Though he says he fully supports the “thorough vetting of applicants and preventing those involved in the invasion from entering the Schengen area” per se, he warns that it all depends on how such a policy is implemented.

Russian foreign passports. Photo: EPA

Russian foreign passports. Photo: EPA

Noting that around 85% of those supported by Get Lost never saw active combat in Ukraine, and weren’t even in the occupied territories, Sverdlin wonders whether those reviewing asylum applications in Europe will consider such details or simply refuse anybody who has ever been in the Russian army. He suspects the latter approach is more likely to prevail.

“It would be right to create a separate track for Russian deserters and conscientious objectors to obtain refugee status. These people risk being imprisoned in Russia, and if they’re found to have deserted their units they face up to 15 years behind bars,” Sverdlin says. “Establishing a working procedure for deserters to obtain political asylum would increase the number of deserters from the Russian army and thus help Ukraine.”

Earlier this year, InTransit, an organisation that assists Russians being persecuted for political reasons to leave the country, told Novaya Europe that attitudes towards Russian deserters in Europe had noticeably hardened even since the early years of the war in Ukraine. Northern Europe in general and the Baltic states in particular don’t generally accept Russian military deserters, and have even, in some cases, forced them back across the border, InTransit said.

Only a few countries — such as Germany, France and Spain — consider asylum claims made by deserters in a relatively objective manner, according to InTransit, though there are only a few dozen cases of this happening, while the majority of Russian deserters remain in transit countries such as Armenia.

According to Anastasia Burakova, the founder of The Ark, an NGO that supports anti-war Russians living in exile, Estonia has already introduced a ban on issuing visas to Russians who fought against Ukraine. “Last summer, the Baltic and Nordic countries met to discuss such a measure. Overall, this is a step towards individual, rather than collective, responsibility and an assessment of the danger to society. I think other EU countries may soon adopt this approach,” Burakova warned in January.

At the same time, The Ark and Get Lost are currently discussing proposals to allow exceptions to be made for former Russian soldiers who did not commit war crimes and often didn’t even reach the front line, and for those who fled the country before they could be drafted, or were conscripted against their will. “Such people often become key witnesses in investigations into war crimes,” Burakov notes.

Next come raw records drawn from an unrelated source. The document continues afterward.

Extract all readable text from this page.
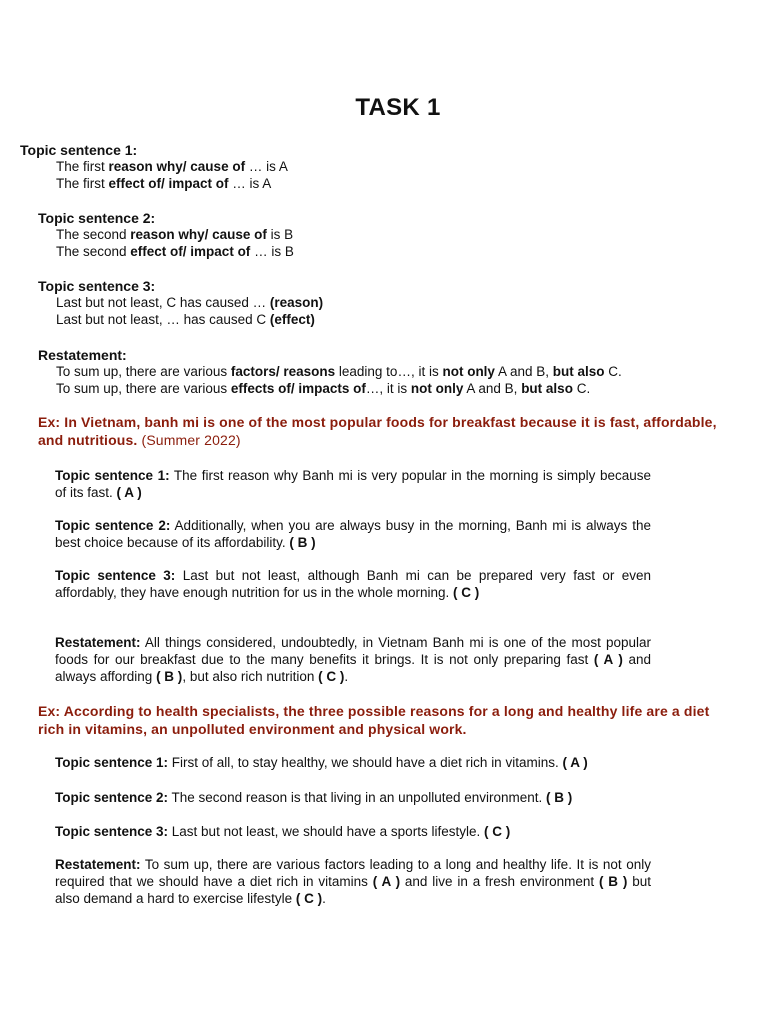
TASK 1
Topic sentence 1:
The first reason why/ cause of … is A
The first effect of/ impact of … is A
Topic sentence 2:
The second reason why/ cause of is B
The second effect of/ impact of … is B
Topic sentence 3:
Last but not least, C has caused … (reason)
Last but not least, … has caused C (effect)
Restatement:
To sum up, there are various factors/ reasons leading to…, it is not only A and B, but also C.
To sum up, there are various effects of/ impacts of…, it is not only A and B, but also C.
Ex: In Vietnam, banh mi is one of the most popular foods for breakfast because it is fast, affordable, and nutritious. (Summer 2022)
Topic sentence 1: The first reason why Banh mi is very popular in the morning is simply because of its fast. ( A )
Topic sentence 2: Additionally, when you are always busy in the morning, Banh mi is always the best choice because of its affordability. ( B )
Topic sentence 3: Last but not least, although Banh mi can be prepared very fast or even affordably, they have enough nutrition for us in the whole morning. ( C )
Restatement: All things considered, undoubtedly, in Vietnam Banh mi is one of the most popular foods for our breakfast due to the many benefits it brings. It is not only preparing fast ( A ) and always affording ( B ), but also rich nutrition ( C ).
Ex: According to health specialists, the three possible reasons for a long and healthy life are a diet rich in vitamins, an unpolluted environment and physical work.
Topic sentence 1: First of all, to stay healthy, we should have a diet rich in vitamins. ( A )
Topic sentence 2: The second reason is that living in an unpolluted environment. ( B )
Topic sentence 3: Last but not least, we should have a sports lifestyle. ( C )
Restatement: To sum up, there are various factors leading to a long and healthy life. It is not only required that we should have a diet rich in vitamins ( A ) and live in a fresh environment ( B ) but also demand a hard to exercise lifestyle ( C ).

Deserting an army committing war crimes will in time be understood as a brave moral position, of course, something demonstrated by the monuments that stand in Hamburg, Cologne, Hanover and Vienna today in honour of those who refused to serve in the Wehrmacht during the Nazi era.

“It would be good to treat people who refuse to fight against Ukraine fairly, right now,” says Sverdlin, “rather than erecting monuments to them in 50 years.”